In the new study, the team mimicked a sewer environment under extreme conditions in a lab and rapidly sped up the fatberg formation process over 30 days. The coating reduced the build up of FOG on the concrete by 30 percent when compared to the non-coated concrete. 

a scientist holds up two different concrete blocks. one is a concrete block coated with his team’s anti-fatberg invention compared to a block without any coating. the white colored blobs on the uncoated block are a mixture of fat, oil and grease (FOG)
Study co-author Biplob Pramanik shows the difference between a concrete block coated with his team’s anti-fatberg invention compared to a block without any coating after undergoing an experiment that mimicked a sewer environment under extreme conditions to speed up the fatberg formation process. The white colored blobs on the uncoated block are a mixture of fat, oil and grease (FOG). CREDIT: Will Wright, RMIT University

“The reduction of fat, oil and grease build-up can be attributed to the significantly reduced release of calcium from coated concrete, as well as less sticking of FOG on the coating surface compared to the rough, uncoated concrete surface,” study co-author and RMIT University civil and infrastructure engineer Biplob Pramanik said in a statement. “Traditional coatings like magnesium hydroxide, widely used for over two decades, are effective in controlling sewer corrosion but can inadvertently contribute to FOG build-up by interacting with fatty acids.”

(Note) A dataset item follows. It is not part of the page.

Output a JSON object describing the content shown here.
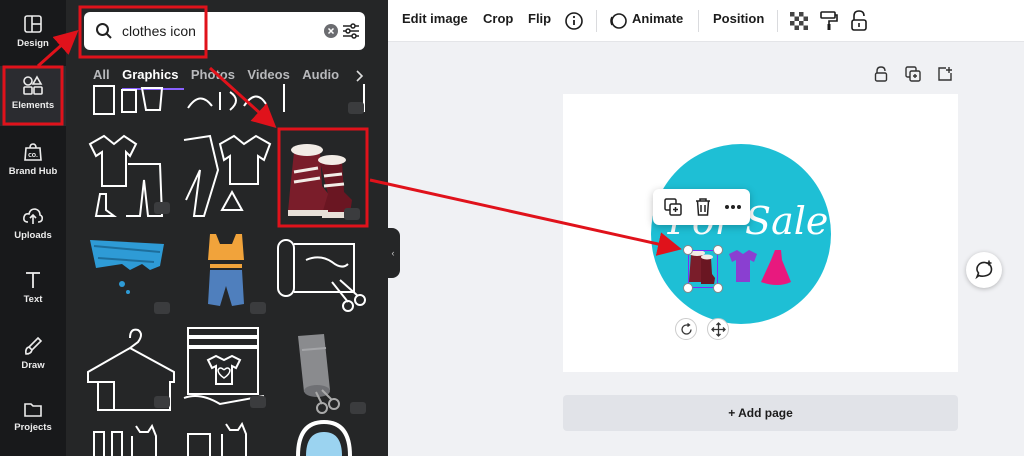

Additionally, the new invention is stable in water and can withstand temperatures of up to 122 degrees Fahrenheit (850 degrees Celsius). The coating is also self-healing at room temperature which means that it can repair any damage to itself. This extends the coating’s lifespan and makes it more sustainable.  

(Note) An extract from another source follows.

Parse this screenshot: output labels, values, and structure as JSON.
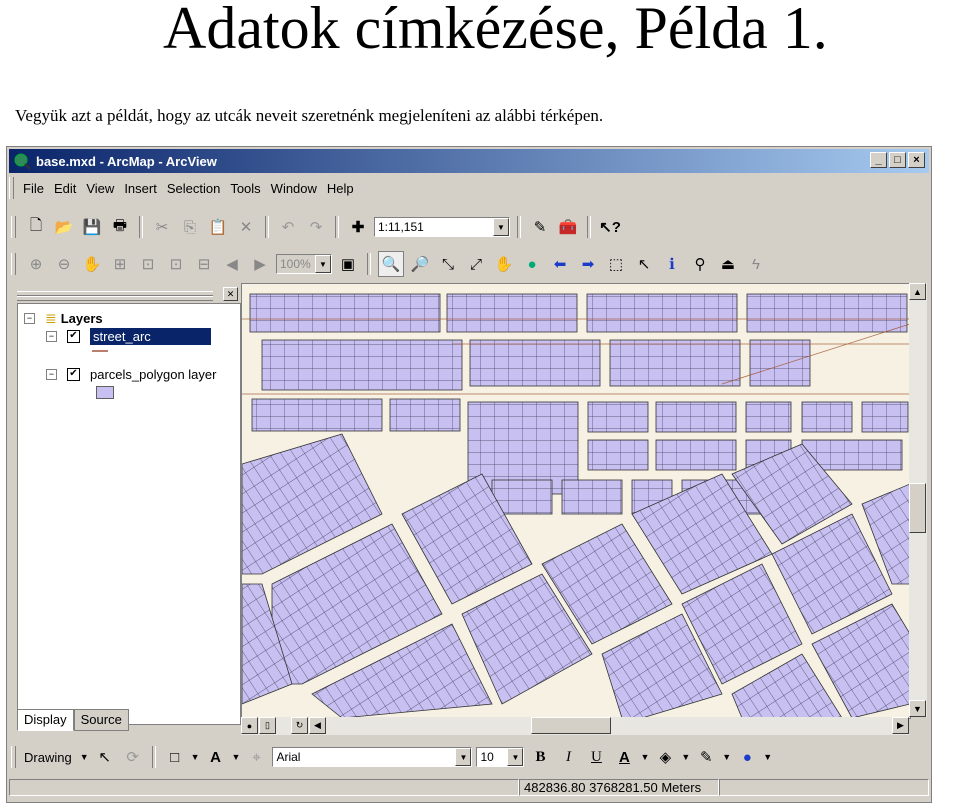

“We drew inspiration from the regenerative capabilities observed in nature, including human skin’s ability to heal itself,” Pramanik said.

[Related: The inside scoop on Charmin’s fake poop (and how it helps keep your butt clean).]

To examine how the coatings can heal, the team scratched its surfaces with a sharp blade. 

“The creation of surface scratches on the self-healing polyurethane coating sample triggered the healing process,” study co-author and RMIT University chemist and engineer Sachin Yadav said in a statement.  “After the healing period, we observed a noticeable improvement in the surface scratches.”

The team is currently working on creating an improved coating that can reduce FOG deposits in sewers by enhancing both its self-healing capabilities and mechanical strength. Pramanik is also the Chief Investigator on a project developing an advanced grease interceptor that restaurants can use to remove small FOG particles more effectively.